The Liberty Utilities rate case will proceed after the three-member Public Utility Commission overturned a judge’s motion to dismiss.
Liberty spokeswoman Jennifer Cross said the decision, made this month, granted the appeal of Liberty Woodmark and Liberty Tall Timbers, allowing the rate case to proceed with a proposed consolidated rate tariff for both utilities.
In making the decision, the commission also ordered that Liberty Utilities (Sub) Corp., the parent company of Liberty Tall Timbers and Liberty Woodmark, be added to the rate case as an applicant.
Ms. Cross said the company is in the process of amending the rate application to conform to the order.
Michele Gregg, director of external relations at the Office of Public Utility Counsel, which represents Liberty Utilities customers in Smith County, said the parties to the case planned to meet as early as next week to try to come up with a new procedural schedule after the last one was abated.
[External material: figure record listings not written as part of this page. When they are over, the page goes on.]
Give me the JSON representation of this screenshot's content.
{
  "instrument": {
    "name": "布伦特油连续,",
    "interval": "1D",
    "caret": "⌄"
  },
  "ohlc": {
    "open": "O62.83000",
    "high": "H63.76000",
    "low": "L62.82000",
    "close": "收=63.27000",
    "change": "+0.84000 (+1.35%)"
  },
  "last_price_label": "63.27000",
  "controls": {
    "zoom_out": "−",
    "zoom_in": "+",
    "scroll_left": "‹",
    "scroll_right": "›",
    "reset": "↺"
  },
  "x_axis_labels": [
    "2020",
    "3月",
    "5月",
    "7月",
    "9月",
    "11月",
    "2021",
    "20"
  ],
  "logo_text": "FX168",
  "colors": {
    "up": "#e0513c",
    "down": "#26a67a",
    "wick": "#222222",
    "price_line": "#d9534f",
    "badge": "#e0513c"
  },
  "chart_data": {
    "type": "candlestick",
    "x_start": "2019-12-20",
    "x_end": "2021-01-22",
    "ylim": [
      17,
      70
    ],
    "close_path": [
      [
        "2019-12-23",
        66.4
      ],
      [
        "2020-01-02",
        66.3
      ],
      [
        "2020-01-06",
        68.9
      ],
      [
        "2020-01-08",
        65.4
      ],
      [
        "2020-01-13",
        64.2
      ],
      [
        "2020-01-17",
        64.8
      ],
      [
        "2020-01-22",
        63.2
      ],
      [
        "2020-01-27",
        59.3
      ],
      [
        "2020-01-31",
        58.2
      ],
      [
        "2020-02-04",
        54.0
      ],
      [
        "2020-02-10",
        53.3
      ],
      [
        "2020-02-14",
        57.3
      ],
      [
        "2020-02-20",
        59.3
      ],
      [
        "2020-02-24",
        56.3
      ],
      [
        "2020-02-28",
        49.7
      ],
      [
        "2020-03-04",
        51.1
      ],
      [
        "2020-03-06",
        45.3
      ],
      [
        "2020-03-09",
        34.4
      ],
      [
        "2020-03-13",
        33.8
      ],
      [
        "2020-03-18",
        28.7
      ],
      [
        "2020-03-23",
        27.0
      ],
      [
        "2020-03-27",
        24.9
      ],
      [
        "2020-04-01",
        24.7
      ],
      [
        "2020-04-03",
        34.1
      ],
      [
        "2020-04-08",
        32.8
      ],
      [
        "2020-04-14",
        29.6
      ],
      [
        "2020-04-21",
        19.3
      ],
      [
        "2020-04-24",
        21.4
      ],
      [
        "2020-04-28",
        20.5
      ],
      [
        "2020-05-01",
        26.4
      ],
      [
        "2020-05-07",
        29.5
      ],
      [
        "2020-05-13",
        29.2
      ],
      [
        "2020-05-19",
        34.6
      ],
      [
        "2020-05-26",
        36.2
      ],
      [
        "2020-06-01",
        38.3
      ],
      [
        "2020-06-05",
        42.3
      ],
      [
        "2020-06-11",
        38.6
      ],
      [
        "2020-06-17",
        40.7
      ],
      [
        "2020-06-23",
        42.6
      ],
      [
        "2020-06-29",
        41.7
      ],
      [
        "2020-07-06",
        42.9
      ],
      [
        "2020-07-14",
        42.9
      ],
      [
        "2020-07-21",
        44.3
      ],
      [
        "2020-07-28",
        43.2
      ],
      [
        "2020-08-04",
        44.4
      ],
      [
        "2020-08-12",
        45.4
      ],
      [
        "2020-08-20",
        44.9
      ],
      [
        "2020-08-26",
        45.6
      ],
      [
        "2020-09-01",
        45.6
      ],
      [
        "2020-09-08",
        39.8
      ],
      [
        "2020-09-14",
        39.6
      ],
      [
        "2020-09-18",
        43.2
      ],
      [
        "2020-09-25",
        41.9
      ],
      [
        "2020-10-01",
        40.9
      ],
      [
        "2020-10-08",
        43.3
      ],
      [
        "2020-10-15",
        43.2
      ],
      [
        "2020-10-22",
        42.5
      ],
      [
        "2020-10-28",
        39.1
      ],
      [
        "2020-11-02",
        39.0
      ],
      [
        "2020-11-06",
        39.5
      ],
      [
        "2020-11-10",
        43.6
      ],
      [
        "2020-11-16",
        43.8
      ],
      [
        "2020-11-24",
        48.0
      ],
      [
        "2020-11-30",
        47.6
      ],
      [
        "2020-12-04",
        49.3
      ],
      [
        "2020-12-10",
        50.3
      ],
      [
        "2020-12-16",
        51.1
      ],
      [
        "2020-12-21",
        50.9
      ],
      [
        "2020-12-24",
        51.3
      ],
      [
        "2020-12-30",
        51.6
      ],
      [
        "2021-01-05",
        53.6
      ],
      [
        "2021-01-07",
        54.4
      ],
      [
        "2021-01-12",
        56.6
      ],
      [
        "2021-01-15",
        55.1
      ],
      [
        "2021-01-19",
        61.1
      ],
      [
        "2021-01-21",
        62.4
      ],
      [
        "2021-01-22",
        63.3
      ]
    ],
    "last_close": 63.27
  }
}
Once the parties come to an agreement about a schedule, they will file that with a judge at the State Office of Administrative Hearings.
In addition, the effective date for Liberty Utilities’ proposed rates will be pushed back even further, Ms. Gregg said.
The commission already suspended the Feb. 1 effective date for customers outside the city limits, meaning those customers have not yet seen a rate change.
In January, the Tyler City Council unanimously approved suspending the proposed rate increase for customers inside the city limits.
The 90-day suspension would allow the city’s attorneys and rate consultants the time to continue reviewing the utility company’s rate application.
City of Tyler Development Director Greg Morgan said the city would still have to act on or before May 1.
Ms. Gregg said the commissioners were clear during the meeting that they were not ruling on the proposed rates, and would address those in the future.
The road to this point began in September, when the utility company notified its Tall Timbers and Woodmark Sewer customers about a proposed rate change for wastewater service.
The proposed rate increase, which would more than triple some customers’ monthly bills, was met with widespread opposition.
Customers submitted more than 1,000 protests to the Public Utility Commission of Texas.
The number of protests triggered an automatic hearing at the state level. In December, the Public Utility Commission referred the case to the State Office of Administrative Hearings to address factual disputes in the case.